Chill the dough before you scoop it out and lay it on a pan. Even better, scoop it out, lay it on the pan, and then chill it. Freeze it, even. This gives you a chewier, softer cookie every time.
Your recipe doesn't always know how long to bake your cookies for. 12-15 minutes doesn't always mean 12-15 minutes. I remember working a pastry externship at a lovely restaurant in San Francisco with a very lovely chef who went on to star on many a Bravo and Food Network TV shows, and if there's one thing I learned there, its that you don't bake things for a certain amount of time, you bake them until they're done. Every oven is different. How cold or hot the weather is affects baking. Humidity affects baking. So if your recipe says 12-15 minutes and after 15 minutes you look at your cookies and they're still doughy and undercooked, then leave them in there longer. WE ALL KNOW WHAT A COOKIE LOOKS LIKE. Trust yourself to make that decision to say "Yes. This cookie is finished and I will now remove it from the oven because the time has come." The same goes for cookies baking much faster than you think. If those suckers look done at 9 minutes, then you better take them out before their prescribed time of 12-15 minutes. And if you don't and you burn them, it's your fault. You saw they were done, didn't you?

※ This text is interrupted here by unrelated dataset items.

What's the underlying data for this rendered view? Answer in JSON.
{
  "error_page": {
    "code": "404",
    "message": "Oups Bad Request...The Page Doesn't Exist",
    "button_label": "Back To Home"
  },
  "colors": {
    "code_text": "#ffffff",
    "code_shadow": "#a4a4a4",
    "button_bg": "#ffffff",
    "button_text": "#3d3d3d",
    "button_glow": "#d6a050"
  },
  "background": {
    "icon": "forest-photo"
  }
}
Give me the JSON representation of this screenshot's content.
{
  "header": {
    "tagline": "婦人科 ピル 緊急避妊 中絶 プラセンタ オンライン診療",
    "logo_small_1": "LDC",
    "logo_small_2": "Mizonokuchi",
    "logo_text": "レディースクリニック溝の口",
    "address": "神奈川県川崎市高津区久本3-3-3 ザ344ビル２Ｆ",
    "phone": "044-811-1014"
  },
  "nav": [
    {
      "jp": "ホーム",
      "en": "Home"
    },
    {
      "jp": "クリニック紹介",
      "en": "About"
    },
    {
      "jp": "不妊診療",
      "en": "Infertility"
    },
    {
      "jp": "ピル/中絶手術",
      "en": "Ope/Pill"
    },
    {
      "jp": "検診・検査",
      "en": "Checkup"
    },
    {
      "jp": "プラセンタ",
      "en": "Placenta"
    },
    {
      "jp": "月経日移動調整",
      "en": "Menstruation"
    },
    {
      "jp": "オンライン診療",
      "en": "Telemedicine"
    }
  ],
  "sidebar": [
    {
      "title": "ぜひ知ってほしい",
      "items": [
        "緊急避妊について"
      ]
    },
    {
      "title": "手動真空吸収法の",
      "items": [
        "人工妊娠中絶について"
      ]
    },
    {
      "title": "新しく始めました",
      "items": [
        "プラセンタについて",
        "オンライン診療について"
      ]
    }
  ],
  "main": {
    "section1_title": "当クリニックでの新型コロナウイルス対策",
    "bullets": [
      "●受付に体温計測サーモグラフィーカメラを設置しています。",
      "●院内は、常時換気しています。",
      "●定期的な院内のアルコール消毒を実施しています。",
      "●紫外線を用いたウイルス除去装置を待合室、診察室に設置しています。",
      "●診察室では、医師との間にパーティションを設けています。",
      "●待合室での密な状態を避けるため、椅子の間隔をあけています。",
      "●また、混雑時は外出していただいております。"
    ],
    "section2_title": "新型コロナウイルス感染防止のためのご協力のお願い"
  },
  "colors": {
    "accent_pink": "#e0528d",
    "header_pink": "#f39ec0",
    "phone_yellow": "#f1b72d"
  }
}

If you bake a lot, I recommend investing in a couple of good sheet pans. Home bakers call them cookie sheets, but we in the industry (or we who used to be in the industry and have since escaped, thank the universe) call them sheet pans. They're usually made of aluminum, they have durable sides, they're uber sturdy and will last you a gazillion years if you treat them right, and if you line them with parchment paper instead of coating them with butter and flour, they're super easy to clean. Do yourself a favor and purchase a couple from a restaurant supply store, not Williams Sonoma or Sur la Table. As much as I love those two stores' cookbook selections, they'll charge you triple for a shopping experience with better lighting. Not worth it.
On what to do when you've messed up:
Cookies a little over done? Too much baking soda and the texture is all funky? No problem. Freeze it and save it to blend it into a milkshake when you want to eat your feelings. Crumble it into a bowl and pour milk over it and pretend like you're 8 years old watching Saturday morning cartoons eating a Cookie Crisp. (God, how I MISS Cookie Crisp. Damn you, diets!) Puree it up and use it instead of graham cracker crumbs for a cheesecake crust. Homemade chocolate chip cookie crust? You just made like 14 new friends. Puree it up, freeze it, and rim a martini glass in it for some kind of decadent signature holiday drink. You can do that with almost anything! I once drank a martini in a glass rimmed with pretzels. I don't remember much after that, but I'm pretty sure I enjoyed it.